The town, for all my early cynicism, had a homely, homey beauty. Literally, it feels like you've stepped into someone's well-loved home. After all, our own Professor Marconi grew up in its welcoming, grimy alleyways and exotic stucco, beneath the forest of television antennae that bristle like spider-webbed ships' masts over the flat roof-terraces of the village.
We sketched and wandered, and wandered and sketched, and soon it was siesta time. The Puglians take siesta seriously: the cathedral's closed at least until four, and most shops hardly stir from noon to five. Clouds and chill gave way to golden-auburn late-afternoon light on the cornices of a dozen age-streaked stucco palazetti. Dead Christmas decorations still hung on the locked church doors.
Meanwhile, I had begun to inspect the people of Barletta, as well as her architecture. And it looked like they were perfectly happy to inspect me as well. I sat myself down on a metal bench in a little square that lay in the shadow of a grizzled white-marble civic campanile, cornices dark with the patina of age.

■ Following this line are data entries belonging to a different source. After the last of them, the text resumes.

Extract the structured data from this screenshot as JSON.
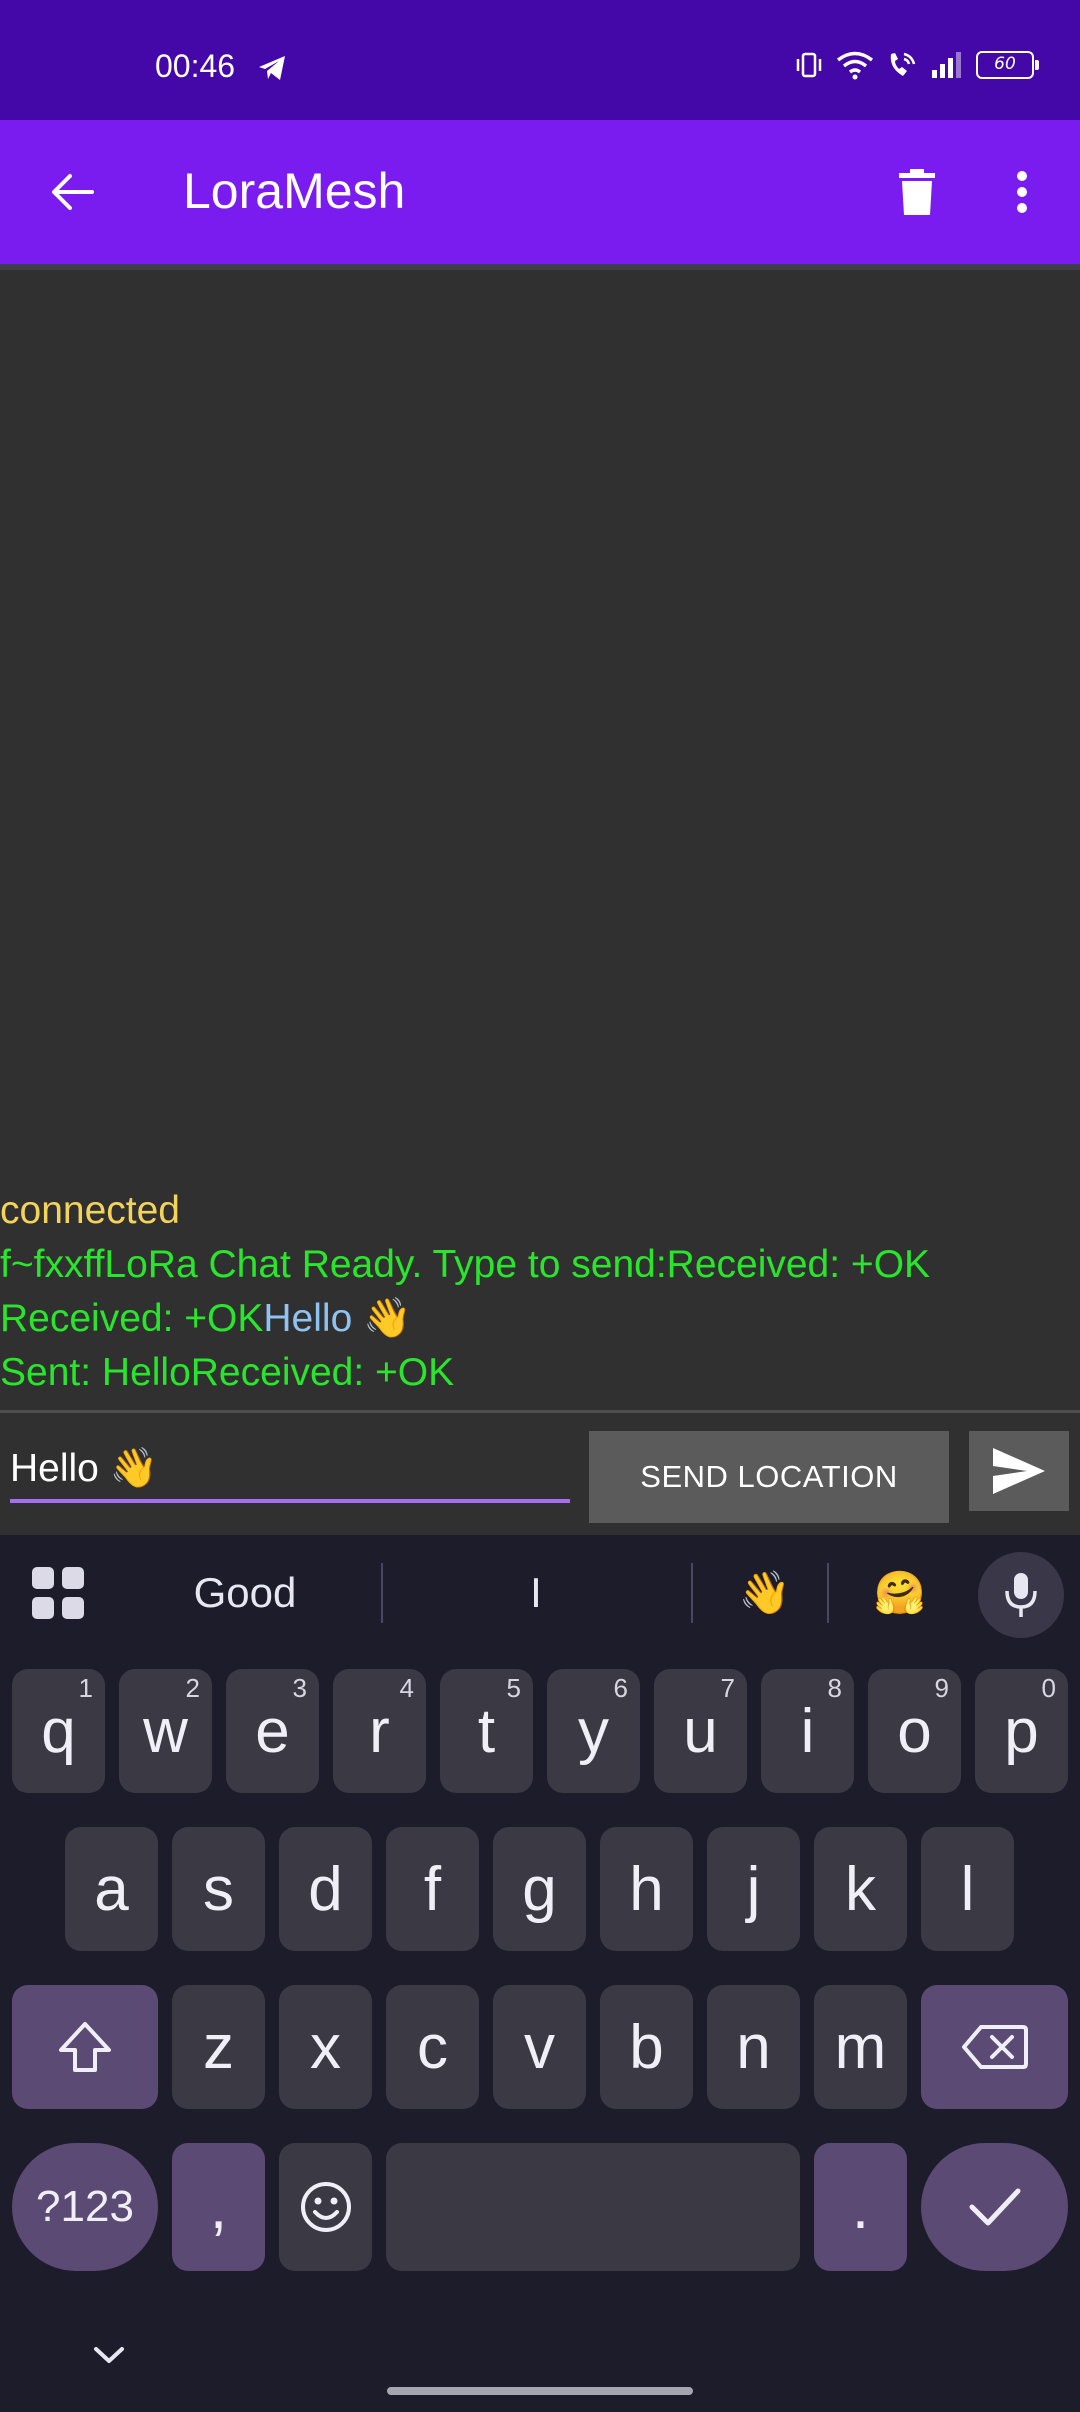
{
  "status_bar": {
    "time": "00:46",
    "battery": "60",
    "icons": [
      "telegram-icon",
      "vibrate-icon",
      "wifi-icon",
      "wifi-call-icon",
      "signal-icon",
      "battery-icon"
    ]
  },
  "app_bar": {
    "title": "LoraMesh",
    "icons": [
      "back-arrow-icon",
      "trash-icon",
      "more-vert-icon"
    ]
  },
  "chat": {
    "line1": "connected",
    "line2": "f~fxxffLoRa Chat Ready. Type to send:Received: +OK",
    "line3_green": "Received: +OK",
    "line3_blue": "Hello 👋",
    "line4": "Sent: HelloReceived: +OK"
  },
  "input": {
    "value": "Hello 👋",
    "send_location_label": "SEND LOCATION"
  },
  "keyboard": {
    "suggestions": [
      "Good",
      "I",
      "👋",
      "🤗"
    ],
    "row1": [
      {
        "k": "q",
        "h": "1"
      },
      {
        "k": "w",
        "h": "2"
      },
      {
        "k": "e",
        "h": "3"
      },
      {
        "k": "r",
        "h": "4"
      },
      {
        "k": "t",
        "h": "5"
      },
      {
        "k": "y",
        "h": "6"
      },
      {
        "k": "u",
        "h": "7"
      },
      {
        "k": "i",
        "h": "8"
      },
      {
        "k": "o",
        "h": "9"
      },
      {
        "k": "p",
        "h": "0"
      }
    ],
    "row2": [
      "a",
      "s",
      "d",
      "f",
      "g",
      "h",
      "j",
      "k",
      "l"
    ],
    "row3": [
      "z",
      "x",
      "c",
      "v",
      "b",
      "n",
      "m"
    ],
    "symbols_label": "?123",
    "comma": ",",
    "period": "."
  },
  "colors": {
    "status_bar": "#4508a8",
    "app_bar": "#7a1cf0",
    "chat_bg": "#303030",
    "yellow_text": "#f3d35a",
    "green_text": "#29e52b",
    "blue_text": "#8fc3f2",
    "keyboard_bg": "#1d1c2a"
  }
}
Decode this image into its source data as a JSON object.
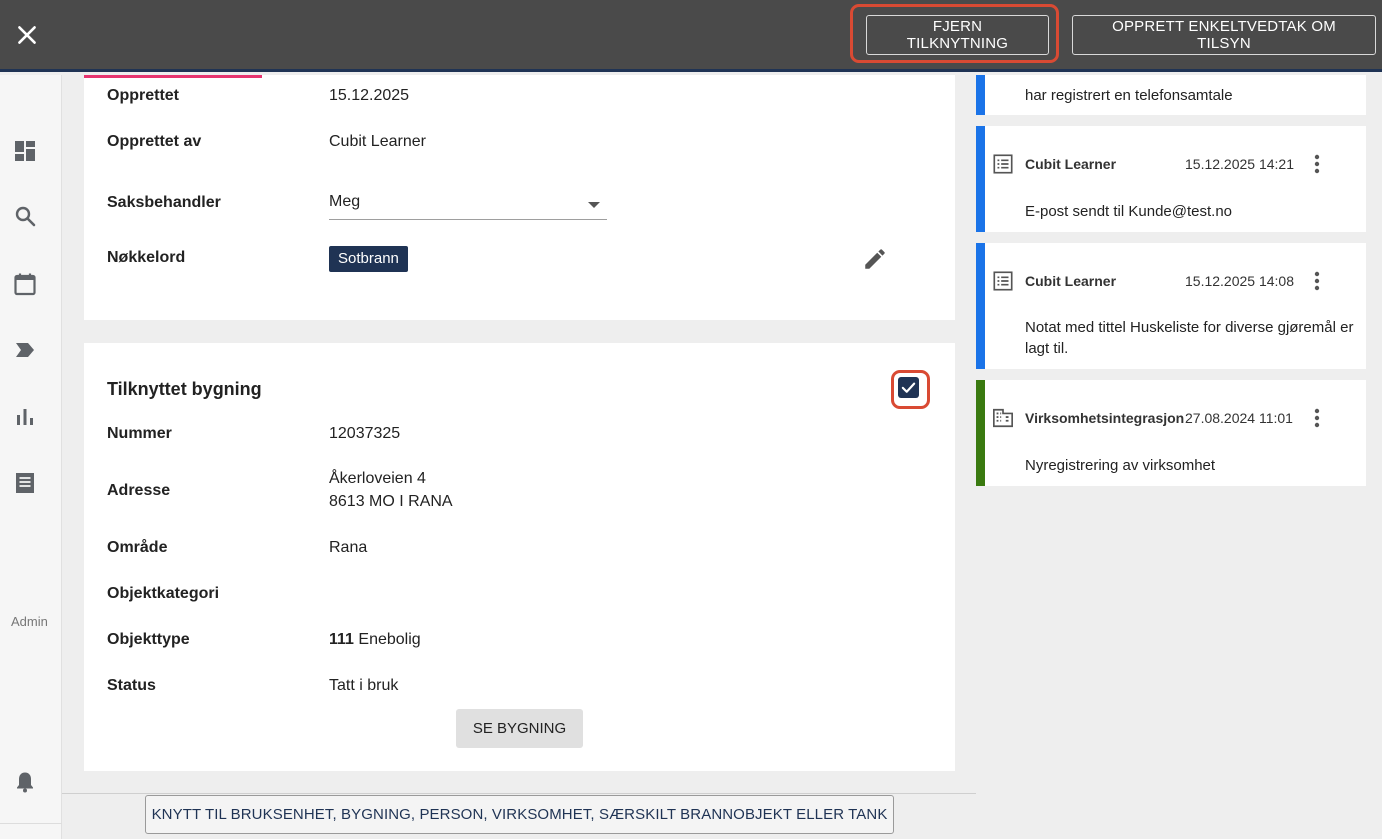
{
  "header": {
    "remove_link_label": "FJERN TILKNYTNING",
    "create_decision_label": "OPPRETT ENKELTVEDTAK OM TILSYN"
  },
  "sidebar": {
    "items": [
      {
        "icon": "dashboard-icon"
      },
      {
        "icon": "search-icon"
      },
      {
        "icon": "calendar-icon"
      },
      {
        "icon": "label-icon"
      },
      {
        "icon": "bar-chart-icon"
      },
      {
        "icon": "receipt-icon"
      }
    ],
    "admin_label": "Admin",
    "bell_icon": "notification-bell-icon"
  },
  "case_info": {
    "created_label": "Opprettet",
    "created_value": "15.12.2025",
    "created_by_label": "Opprettet av",
    "created_by_value": "Cubit Learner",
    "handler_label": "Saksbehandler",
    "handler_value": "Meg",
    "keywords_label": "Nøkkelord",
    "keyword_chip": "Sotbrann"
  },
  "building": {
    "title": "Tilknyttet bygning",
    "number_label": "Nummer",
    "number_value": "12037325",
    "address_label": "Adresse",
    "address_line1": "Åkerloveien 4",
    "address_line2": "8613 MO I RANA",
    "area_label": "Område",
    "area_value": "Rana",
    "category_label": "Objektkategori",
    "category_value": "",
    "type_label": "Objekttype",
    "type_code": "111",
    "type_value": "Enebolig",
    "status_label": "Status",
    "status_value": "Tatt i bruk",
    "see_button": "SE BYGNING"
  },
  "link_button": "KNYTT TIL BRUKSENHET, BYGNING, PERSON, VIRKSOMHET, SÆRSKILT BRANNOBJEKT ELLER TANK",
  "timeline": [
    {
      "text": "har registrert en telefonsamtale",
      "color": "#1a73e8"
    },
    {
      "author": "Cubit Learner",
      "time": "15.12.2025 14:21",
      "text": "E-post sendt til Kunde@test.no",
      "icon": "list-icon",
      "color": "#1a73e8"
    },
    {
      "author": "Cubit Learner",
      "time": "15.12.2025 14:08",
      "text": "Notat med tittel Huskeliste for diverse gjøremål er lagt til.",
      "icon": "list-icon",
      "color": "#1a73e8"
    },
    {
      "author": "Virksomhetsintegrasjon",
      "time": "27.08.2024 11:01",
      "text": "Nyregistrering av virksomhet",
      "icon": "building-icon",
      "color": "#3a7a10"
    }
  ],
  "colors": {
    "topbar": "#4a4a4a",
    "navy": "#1f3354",
    "highlight": "#d94a33",
    "accent_pink": "#e6356f"
  }
}
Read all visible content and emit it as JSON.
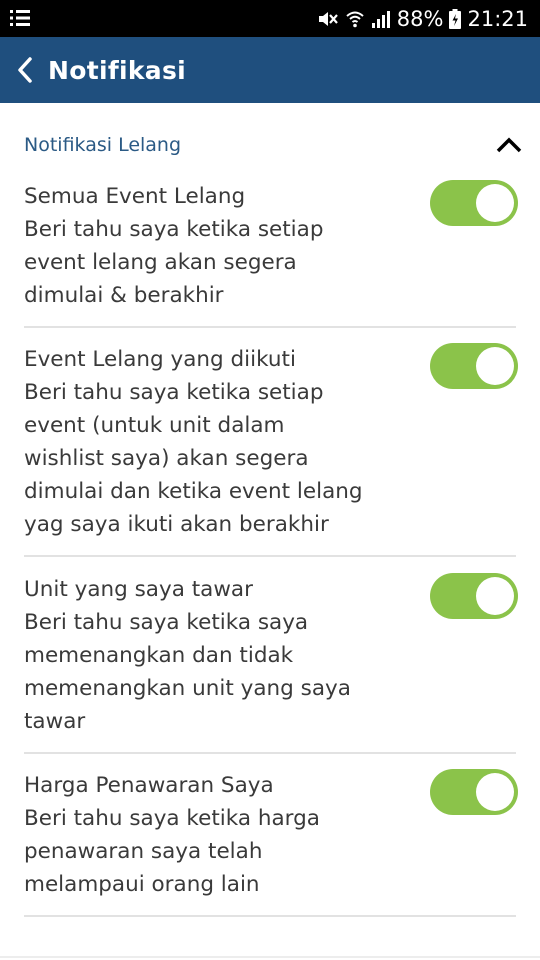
{
  "status": {
    "battery": "88%",
    "time": "21:21"
  },
  "appbar": {
    "title": "Notifikasi"
  },
  "section": {
    "title": "Notifikasi Lelang"
  },
  "items": [
    {
      "title": "Semua Event Lelang",
      "desc_lines": [
        "Beri tahu saya ketika setiap",
        "event lelang akan segera",
        "dimulai & berakhir"
      ],
      "enabled": true
    },
    {
      "title": "Event Lelang yang diikuti",
      "desc_lines": [
        "Beri tahu saya ketika setiap",
        "event (untuk unit dalam",
        "wishlist saya) akan segera",
        "dimulai dan ketika event lelang",
        "yag saya ikuti akan berakhir"
      ],
      "enabled": true
    },
    {
      "title": "Unit yang saya tawar",
      "desc_lines": [
        "Beri tahu saya ketika saya",
        "memenangkan dan tidak",
        "memenangkan unit yang saya",
        "tawar"
      ],
      "enabled": true
    },
    {
      "title": "Harga Penawaran Saya",
      "desc_lines": [
        "Beri tahu saya ketika harga",
        "penawaran saya telah",
        "melampaui orang lain"
      ],
      "enabled": true
    }
  ],
  "colors": {
    "appbar": "#1f4f7e",
    "toggle_on": "#8bc34a",
    "section_title": "#2b5a85"
  },
  "icons": {
    "status_menu": "menu-lines-icon",
    "mute": "mute-icon",
    "wifi": "wifi-icon",
    "signal": "signal-icon",
    "battery": "battery-icon",
    "back": "back-arrow-icon",
    "collapse": "chevron-up-icon"
  }
}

The piazza, humming with the din of midday traffic on the main street, seemed to be populated entirely by old men in flat caps. I sat there for a space, watching the pigeons waddle, heads bobbing, as the afternoon light caught the purple iridescence on their necks. Later, two five-year-olds started scrambling over the bench and eagerly demanded what I was doing, inspecting my sketchbook with cries of delight. After they had exhausted my meager Italian vocabulary, I excused myself and left them to clobber each other with delighted shrieks.
I continued to meander. In the cathedral, a cleaning lady was desultorily thwacking the base of the St. Ursula statue. Back outside, a young girl smoked on a balcony, giving me a diffident stare through the arched alleyway. On a convent square, an old man sat perfectly still in a darkened doorway, looking contented beyond compare. I offered a ciao to an old lady and a young woman hanging out laundry on a balcony, garnering a muttered giorno from the nonna. It was siesta. No need to strain oneself.
Almost everything was closed. Admitted, the scuzzy Lizard cantina was still open, its walls decorated by a single poster of Emilio Zapata, the bargain-basement Che. But the extraordinarily-named Shakespeare's Head English pub and the Irish jazz bar with the enormous Guinness advertisement painted on the front door didn't look like they would open for a while. The High Fashion Uomo store was, however, doing business with some exorbitantly large discounts, though given the quality of the flashy merchandise--something out of What the Well-Dressed Goombah is Wearing--it looked like the customers could use all the encouragement they could get.
But, goombahs or no, the town still slumbered beautifully.
Soon, a pink sunset was streaking the white stone of the church. Four kids, one sporting purple-streaked hair, sat under the wild Saracenic arabesques and munched potato chips. Within, the gleaming whiteness had turned to a serene pale gloom, illumed only by the warm sparks of light from the bulbs in the shrine to St. Roch, his downturned face kind in the darkness.
It was too dark to see St. Ursula, though, save for a tinselly spark on the gilded filigree of her dress. So I turned to leave. Perhaps I might return some day.
Plus, the four kids had started screaming and throwing themselves against the portal in some juvenile display of rough-housing. It seemed a good-enough time to leave.